GDS’s GA Premium account contractually prevents Google from investigating the data, and Google self-anonymises with a flag in their API[1]. If you don’t trust them then that’s fine, but for functionality vs cost it seems to be the best option.
For what it’s worth, for extremely sensitive projects like GOV.UK Verify other options are fine; Verify uses a local Piwik instance.
You’re also welcome to block that specific JS or just turn off JS completely on GOV.UK properties - everything has to work without JS to go live on GOV.UK.[2]
It's not about you trusting somebody to handle the data. It's just that the data should not exist at all outside of you and the gov.
As soon as the data exists somewhere else, there is a way to misuse it and a chance it will happen. In todays word, those don't even require a lot of imagination to find because it already happened and is currently happening.
At what point is it, though? From the Client or when it hits the server. If it is the later, we can’t know if three letter agencies intercept the traffic before it gets anonymized.
Furthermore, it is often possible to de-anonymize data especially if you have an extensive knowledge of users and their data such as google.

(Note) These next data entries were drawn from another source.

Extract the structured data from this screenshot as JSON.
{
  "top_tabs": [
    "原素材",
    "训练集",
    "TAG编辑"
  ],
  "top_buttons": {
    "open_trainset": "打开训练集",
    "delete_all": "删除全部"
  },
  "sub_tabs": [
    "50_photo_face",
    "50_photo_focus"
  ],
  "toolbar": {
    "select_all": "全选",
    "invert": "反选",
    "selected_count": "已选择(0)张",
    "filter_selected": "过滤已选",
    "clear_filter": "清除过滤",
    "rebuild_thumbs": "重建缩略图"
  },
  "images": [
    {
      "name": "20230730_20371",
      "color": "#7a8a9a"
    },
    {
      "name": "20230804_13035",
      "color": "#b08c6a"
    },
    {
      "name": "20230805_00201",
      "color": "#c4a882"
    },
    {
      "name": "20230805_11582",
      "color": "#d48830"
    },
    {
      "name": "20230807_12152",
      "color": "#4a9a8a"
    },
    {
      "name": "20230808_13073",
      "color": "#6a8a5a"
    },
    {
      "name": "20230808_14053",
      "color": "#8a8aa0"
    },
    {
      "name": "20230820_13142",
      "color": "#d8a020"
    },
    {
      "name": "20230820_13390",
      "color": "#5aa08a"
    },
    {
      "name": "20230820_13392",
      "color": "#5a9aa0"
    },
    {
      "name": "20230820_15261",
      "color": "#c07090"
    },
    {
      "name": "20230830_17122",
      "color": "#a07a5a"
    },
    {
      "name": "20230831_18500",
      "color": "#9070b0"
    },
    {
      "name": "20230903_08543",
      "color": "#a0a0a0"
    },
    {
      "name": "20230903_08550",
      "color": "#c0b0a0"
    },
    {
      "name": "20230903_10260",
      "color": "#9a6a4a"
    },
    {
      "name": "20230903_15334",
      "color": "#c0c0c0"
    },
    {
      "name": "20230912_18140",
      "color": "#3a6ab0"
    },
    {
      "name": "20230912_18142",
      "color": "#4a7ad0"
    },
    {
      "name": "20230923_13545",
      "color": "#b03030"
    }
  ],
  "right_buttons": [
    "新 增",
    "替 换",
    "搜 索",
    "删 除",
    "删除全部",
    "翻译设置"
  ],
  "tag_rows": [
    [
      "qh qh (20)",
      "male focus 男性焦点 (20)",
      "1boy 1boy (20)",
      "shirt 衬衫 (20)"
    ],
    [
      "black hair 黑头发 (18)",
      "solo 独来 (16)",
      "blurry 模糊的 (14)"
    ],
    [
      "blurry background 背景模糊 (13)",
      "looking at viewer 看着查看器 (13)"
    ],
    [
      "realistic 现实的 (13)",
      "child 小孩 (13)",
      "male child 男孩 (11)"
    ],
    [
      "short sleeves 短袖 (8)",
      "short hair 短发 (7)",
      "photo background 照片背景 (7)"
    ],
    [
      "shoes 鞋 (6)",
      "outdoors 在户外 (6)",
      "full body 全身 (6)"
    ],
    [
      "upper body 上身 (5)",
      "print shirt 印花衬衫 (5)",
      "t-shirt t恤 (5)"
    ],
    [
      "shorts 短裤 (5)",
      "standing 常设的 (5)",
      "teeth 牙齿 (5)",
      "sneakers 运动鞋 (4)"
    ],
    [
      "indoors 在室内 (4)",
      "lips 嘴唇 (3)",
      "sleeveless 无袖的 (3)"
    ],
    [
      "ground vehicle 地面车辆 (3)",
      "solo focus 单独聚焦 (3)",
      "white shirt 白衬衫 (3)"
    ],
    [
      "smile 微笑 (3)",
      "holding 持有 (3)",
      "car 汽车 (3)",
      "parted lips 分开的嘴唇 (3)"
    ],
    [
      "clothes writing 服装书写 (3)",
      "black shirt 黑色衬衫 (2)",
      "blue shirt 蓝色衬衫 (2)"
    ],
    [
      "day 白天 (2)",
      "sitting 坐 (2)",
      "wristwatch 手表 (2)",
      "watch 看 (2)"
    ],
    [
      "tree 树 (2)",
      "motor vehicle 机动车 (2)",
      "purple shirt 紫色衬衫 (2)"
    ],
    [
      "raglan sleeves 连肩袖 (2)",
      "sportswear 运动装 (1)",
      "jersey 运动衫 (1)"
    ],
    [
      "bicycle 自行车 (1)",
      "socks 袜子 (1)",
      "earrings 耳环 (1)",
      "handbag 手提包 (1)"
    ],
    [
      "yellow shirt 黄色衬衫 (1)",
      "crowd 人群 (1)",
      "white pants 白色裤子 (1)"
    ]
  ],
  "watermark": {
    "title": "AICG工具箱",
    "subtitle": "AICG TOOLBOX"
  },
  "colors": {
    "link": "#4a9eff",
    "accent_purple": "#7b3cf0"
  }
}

But even then, you can also de-anonymize data
The client can’t anonymise the IP as it connects to the Google server which then will implicitly know it. What the flag does is tell the server to anonymise it from that point onwards. From my original link:
When a customer of Analytics requests IP address anonymization, Analytics anonymizes the address as soon as technically feasible at the earliest possible stage of the collection network. The IP anonymization feature in Analytics sets the last octet of IPv4 user IP addresses and the last 80 bits of IPv6 addresses to zeros in memory shortly after being sent to the Analytics Collection Network. The full IP address is never written to disk in this case.
I still can't believe people are happy using Verify.
I very reluctantly tried to use it as I don't want to give all my data to any of the companies you listed, and yet it failed to identify me using the two companies I was allowed to pick.
I really don't see how it's acceptable to force users to give so much personal data to a handful of randomly selected private companies, on the off-chance that they already have it.
I'm in a similar situation to you. Last time I tried to verify my identity, two of the companies refused to do so because I don't have a full driving license, only provisional; and the other two didn't require a driving license but refused to accept that I exist, naturally without telling me what I should do about it.
The concerning part was what happened when I tried to cancel the process. The companies told me that they would delete all the data I had submitted to them, but when I tried again a year later, I was invited to resume my application, and all my data was still in their systems!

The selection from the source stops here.